How do we reconcile our craving for innovation and our tendency to be destructive? Fukuoka has a few thoughts to share.
A Philosophical Framework for Understanding Health & Nature
“Before researchers become researchers they should become philosophers. They should consider what the human goal is, what it is that humanity should create. Doctors should first determine at the fundamental level what it is that human beings depend on for life.”
Fukuoka’s proposition here is simple, yet intimidating. He proposes we focus not only on fighting disease, but that we attempt to understand what health even is. How would our “healthcare” system transform if we committed to understanding and prioritizing what humans require for health? Why are we plagued by diseases of modernity and deaths of despair? Will humanity ever achieve a state of widespread health?
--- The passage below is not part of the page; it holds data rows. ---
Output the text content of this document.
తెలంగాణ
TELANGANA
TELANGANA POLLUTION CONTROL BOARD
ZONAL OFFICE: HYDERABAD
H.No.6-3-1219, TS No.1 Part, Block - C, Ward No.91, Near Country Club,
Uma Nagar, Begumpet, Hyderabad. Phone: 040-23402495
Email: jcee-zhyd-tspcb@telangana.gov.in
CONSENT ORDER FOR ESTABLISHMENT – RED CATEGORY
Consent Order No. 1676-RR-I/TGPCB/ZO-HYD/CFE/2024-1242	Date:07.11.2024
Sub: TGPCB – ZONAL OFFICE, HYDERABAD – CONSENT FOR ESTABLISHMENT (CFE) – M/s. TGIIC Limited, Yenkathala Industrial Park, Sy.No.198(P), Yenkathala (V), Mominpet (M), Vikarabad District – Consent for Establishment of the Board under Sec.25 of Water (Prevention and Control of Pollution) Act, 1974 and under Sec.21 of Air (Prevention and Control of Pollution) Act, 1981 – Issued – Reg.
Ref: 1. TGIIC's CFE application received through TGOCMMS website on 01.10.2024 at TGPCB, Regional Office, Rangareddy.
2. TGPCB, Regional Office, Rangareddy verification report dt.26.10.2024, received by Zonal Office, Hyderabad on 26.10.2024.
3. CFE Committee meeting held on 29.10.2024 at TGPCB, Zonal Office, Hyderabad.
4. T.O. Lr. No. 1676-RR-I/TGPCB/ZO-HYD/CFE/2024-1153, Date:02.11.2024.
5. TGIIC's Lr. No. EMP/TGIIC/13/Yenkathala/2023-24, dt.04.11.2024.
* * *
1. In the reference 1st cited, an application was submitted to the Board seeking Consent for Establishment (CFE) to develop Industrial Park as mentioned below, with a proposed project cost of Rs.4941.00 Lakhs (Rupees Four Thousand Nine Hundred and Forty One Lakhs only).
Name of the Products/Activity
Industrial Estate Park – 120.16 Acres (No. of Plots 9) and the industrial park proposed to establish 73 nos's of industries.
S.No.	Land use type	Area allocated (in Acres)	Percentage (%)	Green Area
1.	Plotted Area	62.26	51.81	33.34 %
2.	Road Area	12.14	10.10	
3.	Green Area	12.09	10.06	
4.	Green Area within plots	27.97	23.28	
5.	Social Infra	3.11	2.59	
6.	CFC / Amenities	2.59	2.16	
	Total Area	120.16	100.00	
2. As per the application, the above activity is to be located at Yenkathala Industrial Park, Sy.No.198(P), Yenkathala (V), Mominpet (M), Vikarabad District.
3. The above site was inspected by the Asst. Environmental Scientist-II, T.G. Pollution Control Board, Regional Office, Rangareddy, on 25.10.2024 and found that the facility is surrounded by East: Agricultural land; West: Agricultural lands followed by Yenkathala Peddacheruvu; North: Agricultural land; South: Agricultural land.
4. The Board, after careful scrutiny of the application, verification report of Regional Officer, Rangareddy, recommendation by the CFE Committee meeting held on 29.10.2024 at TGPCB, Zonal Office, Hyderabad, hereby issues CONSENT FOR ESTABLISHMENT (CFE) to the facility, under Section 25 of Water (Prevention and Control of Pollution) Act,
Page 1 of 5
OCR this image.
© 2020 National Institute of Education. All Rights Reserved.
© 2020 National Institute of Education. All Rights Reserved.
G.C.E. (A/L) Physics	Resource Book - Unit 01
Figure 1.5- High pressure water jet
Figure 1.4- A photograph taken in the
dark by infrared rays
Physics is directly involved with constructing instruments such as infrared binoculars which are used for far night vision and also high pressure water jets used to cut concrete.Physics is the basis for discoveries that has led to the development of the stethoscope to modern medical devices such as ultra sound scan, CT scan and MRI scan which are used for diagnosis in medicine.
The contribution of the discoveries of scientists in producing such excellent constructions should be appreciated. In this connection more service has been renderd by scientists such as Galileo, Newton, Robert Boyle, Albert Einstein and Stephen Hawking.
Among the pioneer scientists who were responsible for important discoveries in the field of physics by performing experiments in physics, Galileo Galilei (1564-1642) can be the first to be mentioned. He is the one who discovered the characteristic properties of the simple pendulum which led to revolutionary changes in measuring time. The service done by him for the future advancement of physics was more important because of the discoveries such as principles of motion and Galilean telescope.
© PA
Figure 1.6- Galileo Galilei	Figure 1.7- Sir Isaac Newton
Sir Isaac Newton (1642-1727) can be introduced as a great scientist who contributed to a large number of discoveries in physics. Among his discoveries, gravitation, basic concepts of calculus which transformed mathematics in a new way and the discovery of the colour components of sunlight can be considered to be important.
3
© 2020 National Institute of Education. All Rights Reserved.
I think a genuine quest for answers in our modernized world requires a huge dose of intellectual humility. It is difficult for answers to be found. Part of the trouble is that science leads to the compartmentalization of knowledge. Even the “gold standard” of scientific inquiry, the randomized controlled trial, is prone to this shortcoming. What if instead, we considered evolution the highest form of science?
Compared to modern scientific methods, evolution's efficacy and track record over billions of years is unparalleled. Nature is incapable of designing flawed clinical trials, employing surrogate endpoints, or concealing data. Evolution represents randomized genetic variation that occurs over eons. It operates without bias or hidden agendas. Genetic data that promotes survivability is perpetuated in future generations. And nature spontaneously interprets genetic data without human intervention. Genetic data is alive, adaptive, and more relevant than every computer byte combined.
I am not proposing that we abandon all medicine. Like Fukuoka's pruned orchard, the abandonment of an existing intervention leads to catastrophe. Medicine, when used well, undoubtedly saves and improves lives. But I do worry that modern medicine is becoming a crutch to keep humans contributing to a modern economy that creates and perpetuates disease.
How do we use our bodies well? What would a local and global economy look like that allows this to happen? Fukuoka is just one individual who relentlessly pursued these questions. What is frustrating is that Fukuoka’s life cannot be easily replicated. His methods cannot be copied and pasted. Living well means something different based on the context of one’s world and unique abilities. Living a life aligned with nature looks different, depending on where you are. We have to find the way ourselves.